My Aliyah

Judaism is a fixed part of my life, although I’ve never emphasized it. I have used it to focus on other things—that is until the shootings at the synagogue in Pittsburgh which had an unexpected and negative impact.

As a first reaction, I wrote a brief essay on my limited experience with antisemitism and then started reading:  Paul Johnson,  A History of the Jews (a favorite); Ari Shavit, The Promised Land;  David S. Wyman, Abandonment of the Jews, Hannah Arendt, The Jew as Pariah, Amos Oz,  Dear Zealots Letters from a Divided Land, A Tale of Love and Darkness; Simon Sebag Montefiore, Jerusalem, David ben Gurion, Israel, a Personal History,  and now others.  For the first time, and with pleasure, I’m reading the Bible, from start to finish, although currently I’m only in Exodus.

I’m at the beginning of a new exploration, but I do not know Israel.  I visited, but only briefly with my parents in the 1960’s, so I am going next week.  The trip now includes five days in Jerusalem, a possible day trip to the West Bank, two days at the Ein Gedi hotel near the Dead Sea,  a week in northern Israel, west of Haifa and then Acre, and 4-5 days in Tel Aviv.

Most compelling will be the people:  some I’m getting to know (two second cousins I met in New York);  family friends I have not seen in decades; cousins, several times removed,  I have never met, and perhaps others.

Israel is where Jews come from and where we began.  When I think of Israelis, I think of “them”, and I think of “us”.   Israel is a safe haven for Jews, even if we do not need it.  (Very few of us were welcomed to the United States, during and after the Holocaust, and many from the Middle East and Russia have gone to Israel  because they needed to do so.)  Israel has changed all of us.  We no longer vie or cringe for acceptance, and antisemitism need no longer define us.  Because we have Israel, we know, and the world knows, that when Jews are victims we can push back.  For us, Israel must exist.

But Israel exists because we founded or re-founded a state where others, not Jews, were already living.  Our state excluded or did not fully include them.  We reclaimed something that was taken from us, but arguably no longer belonged to us.  Time, war and memory have not yet remedied this.  And so what was achieved is marred by something wrong at the beginning—and will continue to be so until we find a way to correct or compensate for it.

Of course, this is not for me to decide, or rather it is not primarily for me to decide.  I do not live in Israel; I have made no sacrifice for Israel; and I have no knowledge of insecurity.  I am fully embraced by a country that does not hate me, and where my personal security as a Jew is generally taken for granted.  I live in a society that is not defined by religion, and that is how I prefer it .

But here too I descend from a people that took its land from others and with no prior claim or disaster to justify it.   All Americans, even those we view as oppressed, have benefited from a country founded and taken by force.
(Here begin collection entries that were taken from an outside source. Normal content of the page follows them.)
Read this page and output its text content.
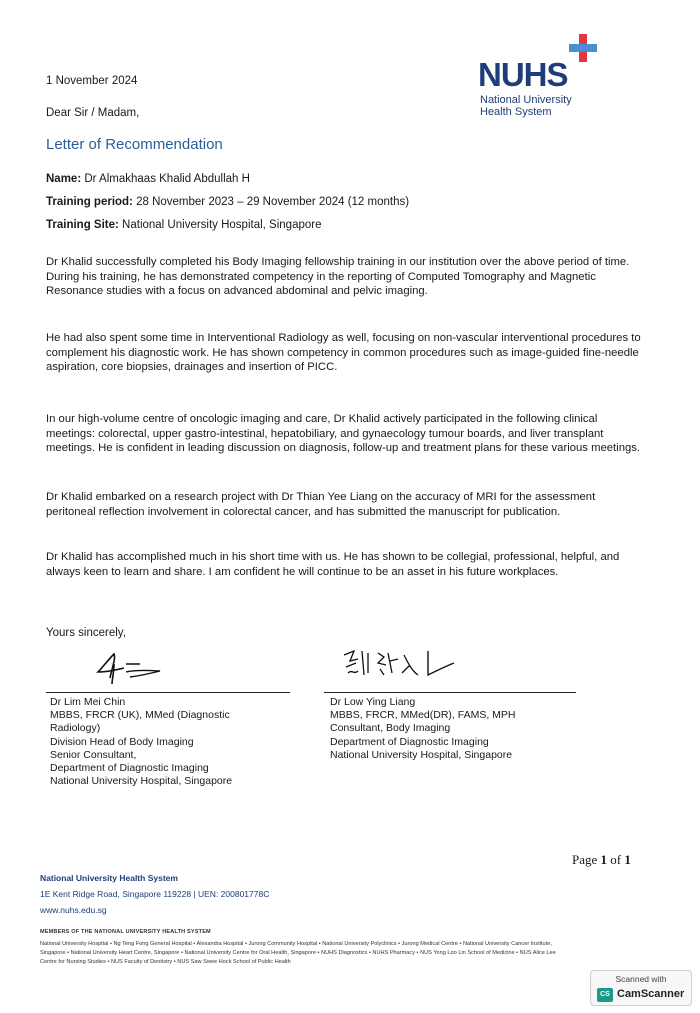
NUHS
National University
Health System
1 November 2024
Dear Sir / Madam,
Letter of Recommendation
Name: Dr Almakhaas Khalid Abdullah H
Training period: 28 November 2023 – 29 November 2024 (12 months)
Training Site: National University Hospital, Singapore

Dr Khalid successfully completed his Body Imaging fellowship training in our institution over the above period of time. During his training, he has demonstrated competency in the reporting of Computed Tomography and Magnetic Resonance studies with a focus on advanced abdominal and pelvic imaging.

He had also spent some time in Interventional Radiology as well, focusing on non-vascular interventional procedures to complement his diagnostic work. He has shown competency in common procedures such as image-guided fine-needle aspiration, core biopsies, drainages and insertion of PICC.

In our high-volume centre of oncologic imaging and care, Dr Khalid actively participated in the following clinical meetings: colorectal, upper gastro-intestinal, hepatobiliary, and gynaecology tumour boards, and liver transplant meetings. He is confident in leading discussion on diagnosis, follow-up and treatment plans for these various meetings.

Dr Khalid embarked on a research project with Dr Thian Yee Liang on the accuracy of MRI for the assessment peritoneal reflection involvement in colorectal cancer, and has submitted the manuscript for publication.

Dr Khalid has accomplished much in his short time with us. He has shown to be collegial, professional, helpful, and always keen to learn and share. I am confident he will continue to be an asset in his future workplaces.

Yours sincerely,
Dr Lim Mei Chin
MBBS, FRCR (UK), MMed (Diagnostic
Radiology)
Division Head of Body Imaging
Senior Consultant,
Department of Diagnostic Imaging
National University Hospital, Singapore
Dr Low Ying Liang
MBBS, FRCR, MMed(DR), FAMS, MPH
Consultant, Body Imaging
Department of Diagnostic Imaging
National University Hospital, Singapore
Page 1 of 1
National University Health System
1E Kent Ridge Road, Singapore 119228 | UEN: 200801778C
www.nuhs.edu.sg
MEMBERS OF THE NATIONAL UNIVERSITY HEALTH SYSTEM
National University Hospital • Ng Teng Fong General Hospital • Alexandra Hospital • Jurong Community Hospital • National University Polyclinics • Jurong Medical Centre • National University Cancer Institute, Singapore • National University Heart Centre, Singapore • National University Centre for Oral Health, Singapore • NUHS Diagnostics • NUHS Pharmacy • NUS Yong Loo Lin School of Medicine • NUS Alice Lee Centre for Nursing Studies • NUS Faculty of Dentistry • NUS Saw Swee Hock School of Public Health
Scanned with
CS CamScanner
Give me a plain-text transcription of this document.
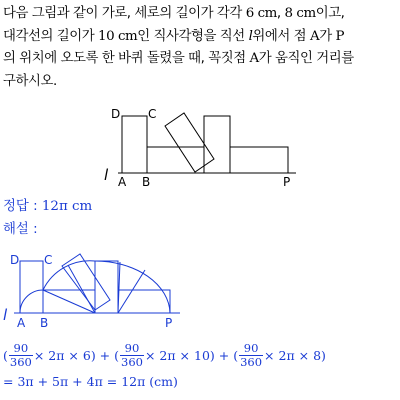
다음 그림과 같이 가로, 세로의 길이가 각각 6 cm, 8 cm이고,
대각선의 길이가 10 cm인 직사각형을 직선 l위에서 점 A가 P
의 위치에 오도록 한 바퀴 돌렸을 때, 꼭짓점 A가 움직인 거리를
구하시오.
D C
l A B	P
정답 : 12π cm
해설 :
D C
l A B	P
( $\frac{90}{360} \times 2\pi \times 6$) + ( $\frac{90}{360} \times 2\pi \times 10$) + ( $\frac{90}{360} \times 2\pi \times 8$)
= 3π + 5π + 4π = 12π (cm)
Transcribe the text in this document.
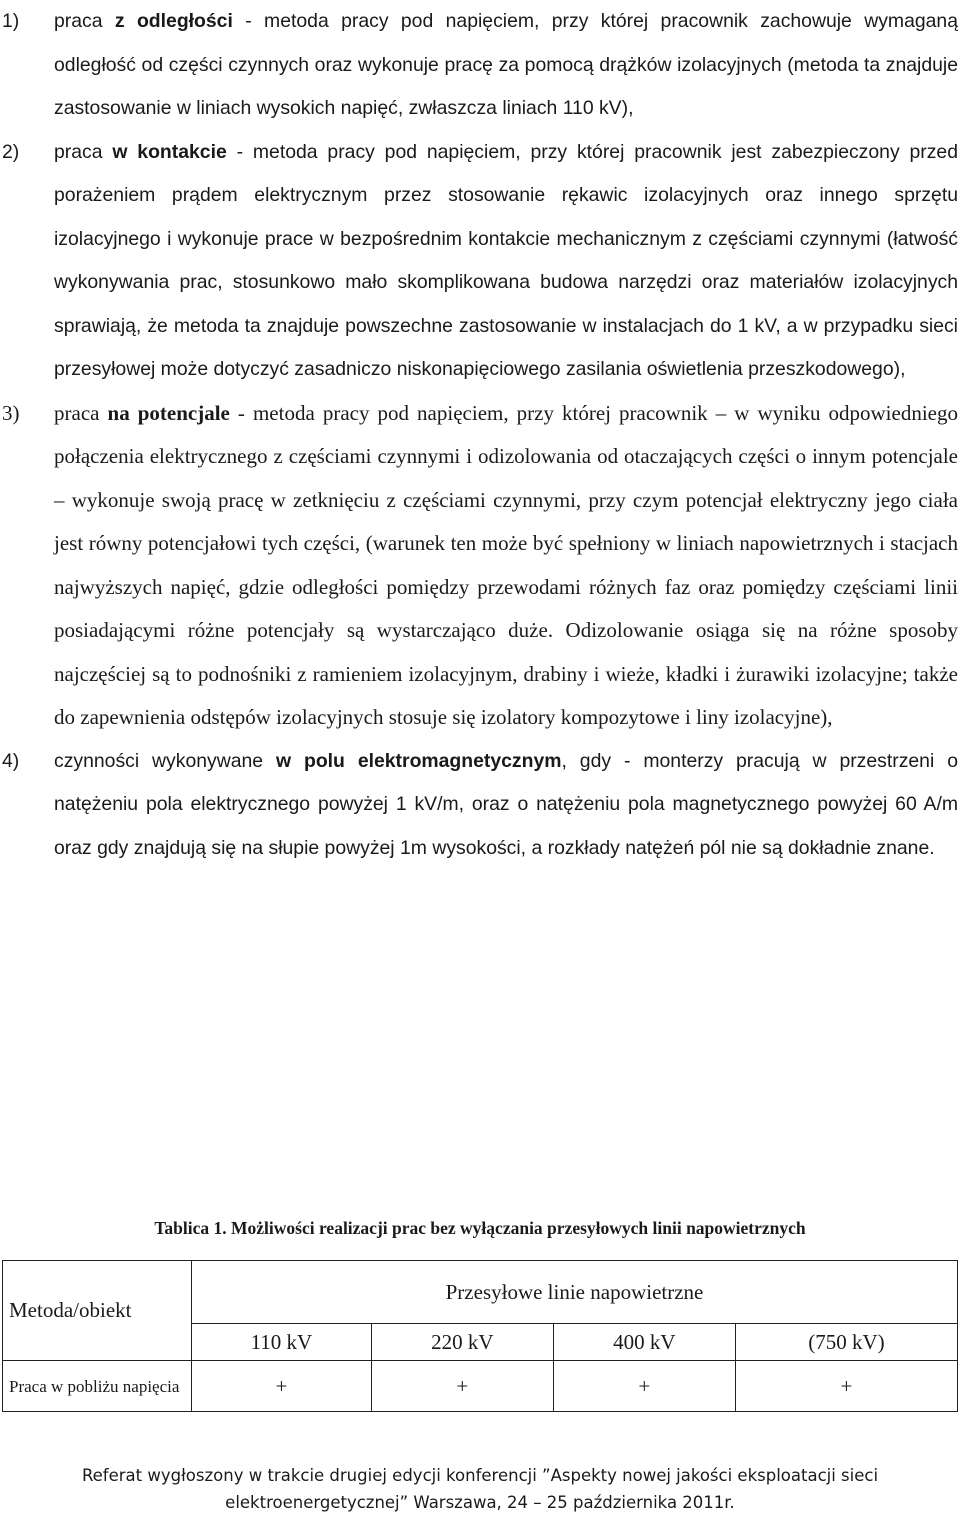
1) praca z odległości - metoda pracy pod napięciem, przy której pracownik zachowuje wymaganą odległość od części czynnych oraz wykonuje pracę za pomocą drążków izolacyjnych (metoda ta znajduje zastosowanie w liniach wysokich napięć, zwłaszcza liniach 110 kV),
2) praca w kontakcie - metoda pracy pod napięciem, przy której pracownik jest zabezpieczony przed porażeniem prądem elektrycznym przez stosowanie rękawic izolacyjnych oraz innego sprzętu izolacyjnego i wykonuje prace w bezpośrednim kontakcie mechanicznym z częściami czynnymi (łatwość wykonywania prac, stosunkowo mało skomplikowana budowa narzędzi oraz materiałów izolacyjnych sprawiają, że metoda ta znajduje powszechne zastosowanie w instalacjach do 1 kV, a w przypadku sieci przesyłowej może dotyczyć zasadniczo niskonapięciowego zasilania oświetlenia przeszkodowego),
3) praca na potencjale - metoda pracy pod napięciem, przy której pracownik – w wyniku odpowiedniego połączenia elektrycznego z częściami czynnymi i odizolowania od otaczających części o innym potencjale – wykonuje swoją pracę w zetknięciu z częściami czynnymi, przy czym potencjał elektryczny jego ciała jest równy potencjałowi tych części, (warunek ten może być spełniony w liniach napowietrznych i stacjach najwyższych napięć, gdzie odległości pomiędzy przewodami różnych faz oraz pomiędzy częściami linii posiadającymi różne potencjały są wystarczająco duże. Odizolowanie osiąga się na różne sposoby najczęściej są to podnośniki z ramieniem izolacyjnym, drabiny i wieże, kładki i żurawiki izolacyjne; także do zapewnienia odstępów izolacyjnych stosuje się izolatory kompozytowe i liny izolacyjne),
4) czynności wykonywane w polu elektromagnetycznym, gdy - monterzy pracują w przestrzeni o natężeniu pola elektrycznego powyżej 1 kV/m, oraz o natężeniu pola magnetycznego powyżej 60 A/m oraz gdy znajdują się na słupie powyżej 1m wysokości, a rozkłady natężeń pól nie są dokładnie znane.
Tablica 1. Możliwości realizacji prac bez wyłączania przesyłowych linii napowietrznych
Metoda/obiekt	Przesyłowe linie napowietrzne			
	110 kV	220 kV	400 kV	(750 kV)
Praca w pobliżu napięcia	+	+	+	+
Referat wygłoszony w trakcie drugiej edycji konferencji ”Aspekty nowej jakości eksploatacji sieci
elektroenergetycznej” Warszawa, 24 – 25 października 2011r.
We rarely talk of it, because the implications of doing so are too great.

So my views on Israel should be based on introspection and care.  I am descended from two peoples who found refuge and who took from others in order to be secure.  I cannot disassociate myself from Israel, because I am a Jew, nor from America,  because I have inherited and implicitly accepted its benefits.  And in my view, I cannot be whom I need to be without considering both the light and the dark side of what was done for us.  I can think, I can speak, I can even participate, but I cannot easily judge because I have made no effort to put my country, the United States,  in order.